Cass. civ. n. 3647/1989

Nel rito del lavoro, la violazione della norma del terzo comma dell'art. 424 c.p.c., relativa alla non prorogabilità del termine (non superiore a venti giorni) fissato dal giudice per la presentazione della relazione scritta del consulente tecnico, non determina la nullità della consulenza, non essendo tale sanzione specificamente prevista per l'inosservanza del termine predetto, che la legge, con differenza non meramente terminologica, non definisce «perentorio» (art. 153 c.p.c.) ma solo «non prorogabile».

Cass. civ. n. 5702/1985

La consulenza tecnica, quale mezzo di acquisizione di elementi di cognizione utili ai fini del decidere, può essere disposta dal giudice anche d'ufficio senza incontrare limite alcuno nel regime delle preclusioni previsto dal rito del lavoro per l'assunzione dei mezzi istruttori.

Cass. civ. n. 3650/1985

Nel nuovo rito del lavoro — applicabile alle controversie locatizie in virtù dell'espresso richiamo operato dall'art. 46 della legge n. 392 del 1978 — la consulenza tecnica non costituisce un mezzo di prova che l'attore ha l'onere di indicare specificamente nel ricorso introduttivo — con conseguente preclusione, in mancanza, della richiesta di ammissione nel corso del giudizio — restando affidato al potere discrezionale del giudice, ai sensi dell'art. 424 c.p.c., disporre d'ufficio la consulenza stessa.

Cass. civ. n. 2337/1985

Il termine indicato dall'art. 424 c.p.c. per la presentazione della relazione del consulente tecnico d'ufficio ha carattere ordinatorio, perché, pur assolvendo la funzione di accelerare i tempi di svolgimento del processo, non è comminata per la sua inosservanza alcuna sanzione.
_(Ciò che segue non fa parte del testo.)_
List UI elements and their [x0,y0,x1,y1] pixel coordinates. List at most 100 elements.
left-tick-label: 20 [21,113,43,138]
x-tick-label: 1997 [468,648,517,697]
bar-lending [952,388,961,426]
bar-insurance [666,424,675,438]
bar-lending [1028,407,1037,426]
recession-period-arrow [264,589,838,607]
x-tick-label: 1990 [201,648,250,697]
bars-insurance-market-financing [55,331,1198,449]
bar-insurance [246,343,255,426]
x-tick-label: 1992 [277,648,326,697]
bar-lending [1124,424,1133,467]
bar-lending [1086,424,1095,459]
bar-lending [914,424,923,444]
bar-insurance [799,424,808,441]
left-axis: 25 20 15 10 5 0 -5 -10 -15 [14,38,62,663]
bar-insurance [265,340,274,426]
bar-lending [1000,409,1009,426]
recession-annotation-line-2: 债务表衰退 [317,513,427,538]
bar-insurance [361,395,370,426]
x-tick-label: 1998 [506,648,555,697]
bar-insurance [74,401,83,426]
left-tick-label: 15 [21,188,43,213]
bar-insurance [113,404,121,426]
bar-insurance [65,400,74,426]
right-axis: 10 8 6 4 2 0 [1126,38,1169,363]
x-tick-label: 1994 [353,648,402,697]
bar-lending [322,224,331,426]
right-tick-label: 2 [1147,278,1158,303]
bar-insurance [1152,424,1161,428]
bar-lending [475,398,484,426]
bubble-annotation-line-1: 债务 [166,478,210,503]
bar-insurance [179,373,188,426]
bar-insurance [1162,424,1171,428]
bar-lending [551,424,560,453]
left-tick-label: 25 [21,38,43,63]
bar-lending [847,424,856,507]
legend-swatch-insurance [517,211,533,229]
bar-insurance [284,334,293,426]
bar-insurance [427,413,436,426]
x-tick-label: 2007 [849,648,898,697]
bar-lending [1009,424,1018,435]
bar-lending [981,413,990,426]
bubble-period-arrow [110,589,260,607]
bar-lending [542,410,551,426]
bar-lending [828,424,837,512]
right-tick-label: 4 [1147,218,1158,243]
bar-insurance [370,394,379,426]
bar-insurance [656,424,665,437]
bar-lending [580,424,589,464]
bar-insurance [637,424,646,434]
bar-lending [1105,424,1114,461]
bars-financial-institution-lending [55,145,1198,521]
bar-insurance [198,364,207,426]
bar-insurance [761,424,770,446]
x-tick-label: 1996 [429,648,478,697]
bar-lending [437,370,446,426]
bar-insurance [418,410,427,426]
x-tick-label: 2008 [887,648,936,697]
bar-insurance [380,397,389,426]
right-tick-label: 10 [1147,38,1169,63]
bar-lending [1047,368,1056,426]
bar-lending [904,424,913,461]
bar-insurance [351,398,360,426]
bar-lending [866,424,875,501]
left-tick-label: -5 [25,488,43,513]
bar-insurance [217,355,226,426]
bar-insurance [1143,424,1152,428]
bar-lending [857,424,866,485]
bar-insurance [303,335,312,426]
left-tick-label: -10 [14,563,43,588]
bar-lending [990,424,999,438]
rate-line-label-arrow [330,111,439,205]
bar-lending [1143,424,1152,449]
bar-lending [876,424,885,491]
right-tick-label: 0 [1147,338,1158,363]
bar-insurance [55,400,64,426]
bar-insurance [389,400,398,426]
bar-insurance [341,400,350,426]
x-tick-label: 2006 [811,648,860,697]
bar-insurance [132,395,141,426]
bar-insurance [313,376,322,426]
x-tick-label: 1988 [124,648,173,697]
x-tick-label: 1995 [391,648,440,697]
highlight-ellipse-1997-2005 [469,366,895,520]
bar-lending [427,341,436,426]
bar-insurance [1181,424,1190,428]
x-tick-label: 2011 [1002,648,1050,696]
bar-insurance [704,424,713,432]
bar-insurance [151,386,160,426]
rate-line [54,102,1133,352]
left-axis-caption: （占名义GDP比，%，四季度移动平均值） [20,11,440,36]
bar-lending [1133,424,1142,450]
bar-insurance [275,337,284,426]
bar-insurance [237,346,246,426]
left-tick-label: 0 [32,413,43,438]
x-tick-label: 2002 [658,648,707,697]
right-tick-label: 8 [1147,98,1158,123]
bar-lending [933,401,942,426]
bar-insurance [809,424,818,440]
Pertanto, il suo mancato rispetto comporta una nullità di ordine relativo, che, ai sensi dell'art. 157 c.p.c., può essere pronunciata soltanto se la parte — nel cui interesse il requisito è stato stabilito — formuli la relativa eccezione nella prima istanza o difesa successiva alla scadenza del termine per il deposito della relazione peritale oppure solleciti la sostituzione del consulente tecnico, ai sensi dell'art. 196 c.p.c.

Cass. civ. n. 1198/1985

Ai fini dell'accertamento del diritto a pensione d'invalidità, il giudice del merito, quando si trovi in presenza di due consulenze tecniche, di primo e di secondo grado, contrastanti tra loro, può condividere le conclusioni dell'una o dell'altra, ovvero dissentire da entrambe, ma deve fornire del suo dissenso motivazione adeguata e corretta, valutando ed indicando gli elementi probatori acquisiti, esaminando criticamente ed analiticamente gli argomenti esplicitati nelle relazioni di consulenza e contrapponendo ad essi le considerazioni logiche e giuridiche, idonee a giustificare il proprio convincimento.

Cass. civ. n. 2698/1983

I termini indicati dall'art. 424 c.p.c., per la presentazione della relazione del consulente tecnico d'ufficio, hanno carattere ordinatorio, perché, pur assolvendo la funzione di accelerare i tempi di svolgimento del processo, non è comminata per la loro inosservanza alcuna nullità o decadenza, salvo che il ritardato deposito della relazione stessa non precluda alle parti la tempestiva cognizione della consulenza, pregiudicando i diritti della difesa nel senso di determinare l'impossibilità di controdedurre o discutere su circostanze e valutazioni nella consulenza stessa contenute.